L’affaire ayant fait partie des 300 dossiers instruits par la Commission nationale d’investigation sur la corruption et la malversation mise en place aux lendemains de la révolution et transférés au ministère public en octobre 2011, la haute cadre sera poursuivie par contumace par la justice et condamnée en 2012 à six ans de prison ferme.
Ben Sassi succède à Ben Slama de 2008 à 2010. Selon ses dires devant la chambre spécialisée, il va engager les mêmes tentatives que son prédécesseur refusant de payer la nièce du président et appelant le PDG de la compagnie Nabil Chattaoui pour lui demander l’autorisation de suspendre définitivement le salaire de Mlika. Après avoir consulté le Palais de Carthage et notamment le conseiller économique du président (Mongi Safra à l’époque), raconte Ben Sassi, le PDG lui intime l’ordre de continuer à verser la paye. « Son mari est venu me menacer et m’intimider dans mon bureau au moment où j’ai arrêté de régler le salaire de sa femme », témoigne Ben Sassi.

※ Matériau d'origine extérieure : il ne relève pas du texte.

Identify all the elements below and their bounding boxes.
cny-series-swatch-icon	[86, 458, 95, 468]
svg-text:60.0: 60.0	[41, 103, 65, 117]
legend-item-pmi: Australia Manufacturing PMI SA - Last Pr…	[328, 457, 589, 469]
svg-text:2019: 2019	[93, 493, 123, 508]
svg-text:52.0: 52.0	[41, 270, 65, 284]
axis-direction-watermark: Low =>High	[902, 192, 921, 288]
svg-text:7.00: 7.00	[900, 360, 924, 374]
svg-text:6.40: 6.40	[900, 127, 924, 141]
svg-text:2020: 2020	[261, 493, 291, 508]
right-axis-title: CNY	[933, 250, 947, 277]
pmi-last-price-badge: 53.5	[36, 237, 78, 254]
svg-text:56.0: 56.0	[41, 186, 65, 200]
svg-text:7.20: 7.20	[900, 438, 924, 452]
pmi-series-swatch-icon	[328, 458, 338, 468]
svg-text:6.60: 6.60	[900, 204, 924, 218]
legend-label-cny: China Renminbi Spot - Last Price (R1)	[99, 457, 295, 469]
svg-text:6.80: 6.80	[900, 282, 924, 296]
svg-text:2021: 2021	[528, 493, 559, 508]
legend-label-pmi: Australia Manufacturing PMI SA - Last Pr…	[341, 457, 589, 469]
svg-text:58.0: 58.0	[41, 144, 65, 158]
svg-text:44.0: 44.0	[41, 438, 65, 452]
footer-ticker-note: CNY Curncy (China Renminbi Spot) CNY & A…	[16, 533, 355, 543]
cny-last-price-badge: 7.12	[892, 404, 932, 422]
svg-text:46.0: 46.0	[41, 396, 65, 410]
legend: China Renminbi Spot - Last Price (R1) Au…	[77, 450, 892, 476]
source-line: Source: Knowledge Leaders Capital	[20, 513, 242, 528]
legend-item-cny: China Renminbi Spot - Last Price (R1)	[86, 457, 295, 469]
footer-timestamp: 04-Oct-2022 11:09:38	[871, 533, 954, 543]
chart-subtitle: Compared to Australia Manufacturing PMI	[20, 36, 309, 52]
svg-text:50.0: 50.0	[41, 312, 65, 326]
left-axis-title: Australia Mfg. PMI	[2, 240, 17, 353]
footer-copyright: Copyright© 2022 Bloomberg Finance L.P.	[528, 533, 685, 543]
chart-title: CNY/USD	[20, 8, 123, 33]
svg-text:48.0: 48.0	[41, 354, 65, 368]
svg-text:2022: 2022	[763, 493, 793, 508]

En Suisse, une autre employée fantôme
En 2010, Ben Sassi est transféré en Suisse où il trouve parmi ses agents une certaine Bessma Mlika [la sœur de Saloua Mlika], employée fictive, qui reçoit 6000 francs suisses par mois !
Aujourd’hui déficitaire, la compagnie aérienne publique réalisait à la fin des années 1980 des bénéfices de plus 70 millions de dinars tunisiens par an. La représentation parisienne représentait un des fleurons de la société. Dans une étude de la Banque mondiale consacrée au système de prédation au temps de l’ancien régime publiée en 2014 et intitulée « All in the Family, State Capture in Tunisia », les auteurs notaient : « La corruption de la famille Ben Ali était notoire et constituait une source de frustration manifeste pour la population tunisienne, comme en témoigne le pillage ciblé et systématique des propriétés du clan après le soulèvement de 2011 ».
L’affaire Mlika a été ajournée au 3 mai prochain.